En 1974, Zhu Xiao-Mei est libérée et peut de nouveau travailler avec Pan Yiming puis ré-entrer au conservatoire de Pékin malgré son âge. Les conditions de vie étant misérables, elle n'a cependant qu'une idée en tête quitter la Chine mais cela lui prendra encore cinq longues années. C'est la visite d'Isaac Stern en 1979 qui marquera un nouveau tournant "Nous comprenons que désormais, pour peu qu'ils y aient un parrainage, les étudiants chinois auront la possibilité d'aller étudier à l'étranger". Elle se choisit les États-Unis, "pays de liberté", et parvient après multiples démarches à obtenir un parrainage du Californian Institute of Arts. Là elle devra faire toutes sortes de travaux( femme de ménage,serveuse...)pour pouvoir financer ses cours et si dans ce pays elle aura la chance de voir d'importants concerts (Horowitz, Serkin...) ..elle ne s'y sentira pas toujours à l'aise ainsi le montre cette étonnante réflexion sur Disneyland :" Je dois même serrer la main de Mickey puis celle de Donald ![....] certes le camp de rééducation c'était dur mais là-bas au moins on nous épargnait ce genre de tortures morales". Elle quitte Los Angeles, pour Boston où elle prend des cours avec Gabriel Chodos,"un immense musicien et un pédagogue remarquable, un artiste aux idées très claires" qui a été l'élève d'Arthur Schnabel et des leçons duquel elle dit aussi :"j'ai surtout retenu ceci : on approfondit tout aussi bien l'apprentissage du piano et de la musique en allant au fond d'une oeuvre qu'en multipliant l'étude d'oeuvres diverses...". Cet approfondissemnt elle le réalisera également en s'appuyant sur des principes de philosophie chinoise qu'elle découvre assez curieusement aux États-Unis et non dans son propre pays natal, consacrant alors du temps à la méditation , à étudier les grands textes fondateurs de la philosophie chinoise et adoptant cette méthode de réflexion également dans sa façon d'aborder la musique : "Mes journées sont désormais rythmées par deux grands moments de bonheur : "Le premier est ma méditation quotidienne.

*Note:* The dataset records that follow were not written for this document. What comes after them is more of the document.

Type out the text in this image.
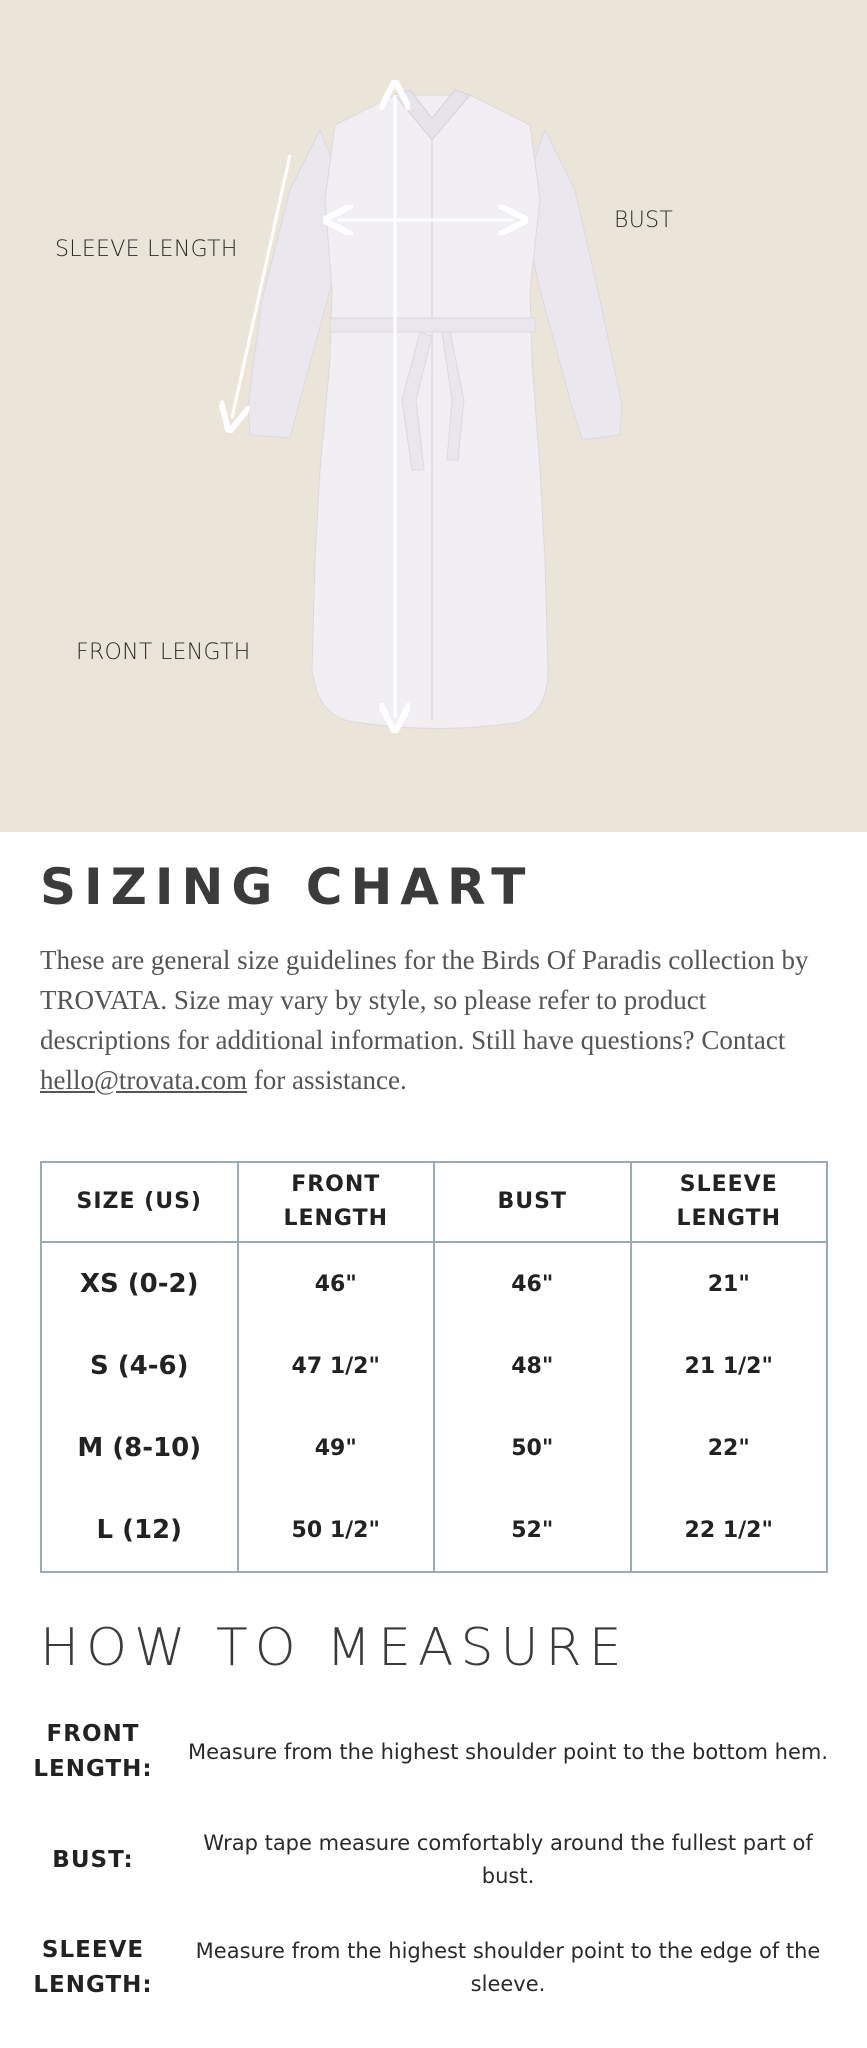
SLEEVE LENGTH
BUST
FRONT LENGTH
SIZING CHART

These are general size guidelines for the Birds Of Paradis collection by TROVATA. Size may vary by style, so please refer to product descriptions for additional information. Still have questions? Contact hello@trovata.com for assistance.

SIZE (US)	FRONT LENGTH	BUST	SLEEVE LENGTH
XS (0-2)	46"	46"	21"
S (4-6)	47 1/2"	48"	21 1/2"
M (8-10)	49"	50"	22"
L (12)	50 1/2"	52"	22 1/2"
HOW TO MEASURE
FRONT LENGTH:
Measure from the highest shoulder point to the bottom hem.
BUST:
Wrap tape measure comfortably around the fullest part of bust.
SLEEVE LENGTH:
Measure from the highest shoulder point to the edge of the sleeve.
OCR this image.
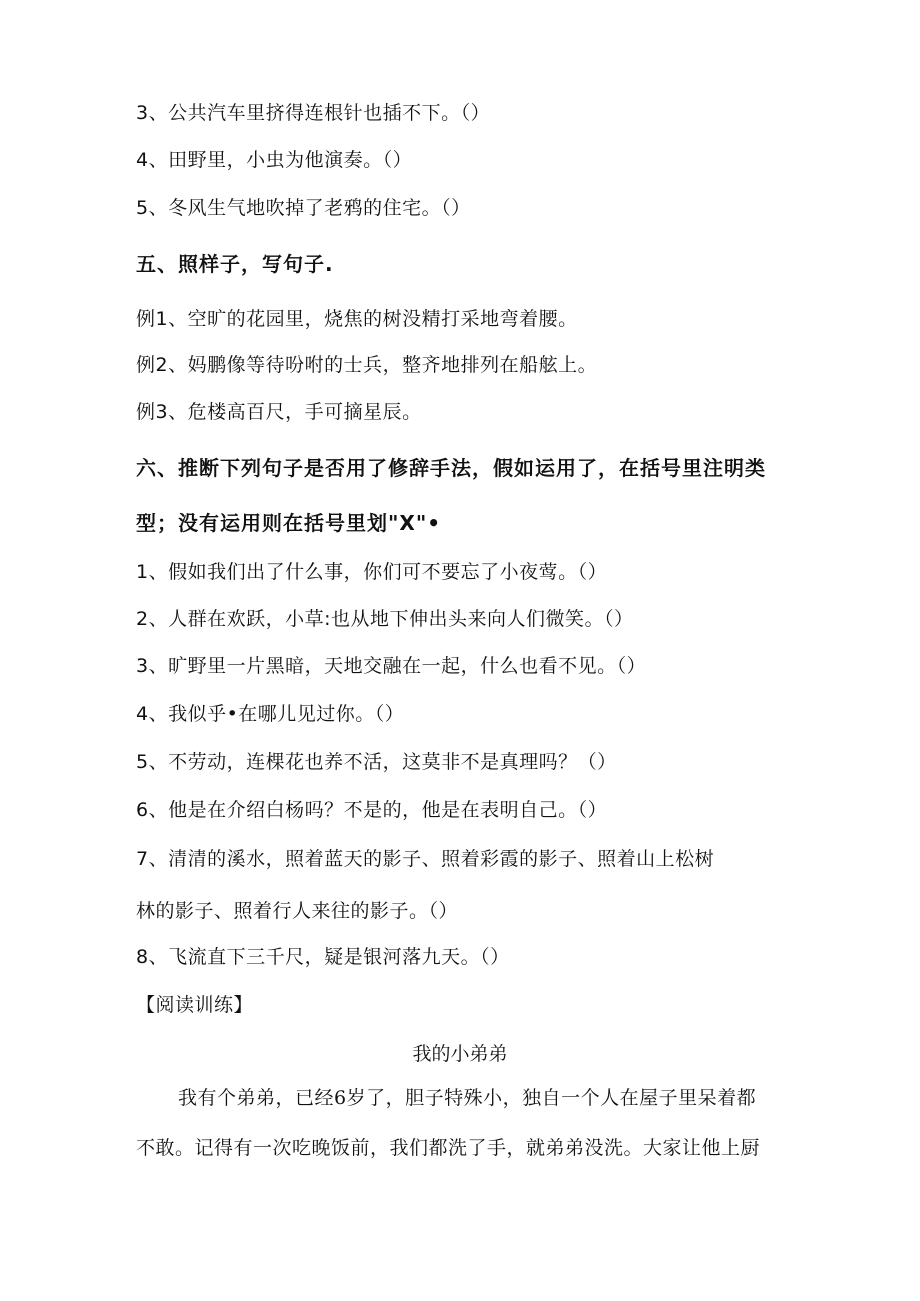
3、公共汽车里挤得连根针也插不下。（）
4、田野里，小虫为他演奏。（）
5、冬风生气地吹掉了老鸦的住宅。（）
五、照样子，写句子.
例1、空旷的花园里，烧焦的树没精打采地弯着腰。
例2、妈鹏像等待吩咐的士兵，整齐地排列在船舷上。
例3、危楼高百尺，手可摘星辰。
六、推断下列句子是否用了修辞手法，假如运用了，在括号里注明类
型；没有运用则在括号里划"X"•
1、假如我们出了什么事，你们可不要忘了小夜莺。（）
2、人群在欢跃，小草:也从地下伸出头来向人们微笑。（）
3、旷野里一片黑暗，天地交融在一起，什么也看不见。（）
4、我似乎•在哪儿见过你。（）
5、不劳动，连棵花也养不活，这莫非不是真理吗？（）
6、他是在介绍白杨吗？不是的，他是在表明自己。（）
7、清清的溪水，照着蓝天的影子、照着彩霞的影子、照着山上松树
林的影子、照着行人来往的影子。（）
8、飞流直下三千尺，疑是银河落九天。（）
【阅读训练】
我的小弟弟
我有个弟弟，已经6岁了，胆子特殊小，独自一个人在屋子里呆着都
不敢。记得有一次吃晚饭前，我们都洗了手，就弟弟没洗。大家让他上厨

Le second est ce qu'il faut bien convenir d'appeler ma méditation au piano. Le travail, et même le travail sans but, est une des grandes vertus de la philosophie chinoise."
Pourtant ce bonheur ne la comble pas tout à fait puisque Zhu Xiao-Mei a encore des envies d'évasion et cette fois c'est Paris, capitale du pays de la révolution française qui l'attire, même si certains amis essaient de l'en dissuader :" Ne fais pas cela. C'est le pire pays de la terre. La critique y est sans pitié"... Malgré ces remarques, en décembre 1984, elle s'envole pour Paris. Elle passe une audition devant Marian Rybicki, pianiste concertiste et pédagogue qui dirige depuis 1979 les plus importantes classes de piano à l'École Normale de Musique de Paris(Alfred Cortot), qui lui apporte un grand soutien. Cependant comme la vie de Zhu Xiao-Mei n'est pas vraiment un fleuve tranquille elle ne pourra rester longtemps en raison de divers problèmes administratifs et devra retourner à Boston mais ce nouvel écueil, comme toute chose négative aura aussi des aspects positifs puisqu'elle y aura du temps libre qu'elle consacrera pleinement à l'étude des Variations Goldberg, son travail sur cette oeuvre faisant un bien fou à son amie qu'il l'héberge alors....Dans la musique de Bach Zhu Xiao-Meï est frappée de retrouver les principes les plus essentiels de sa culture chinoise " comme si Bach en avait eu la prémonition ou était la réincarnation d'un grand sage chinois".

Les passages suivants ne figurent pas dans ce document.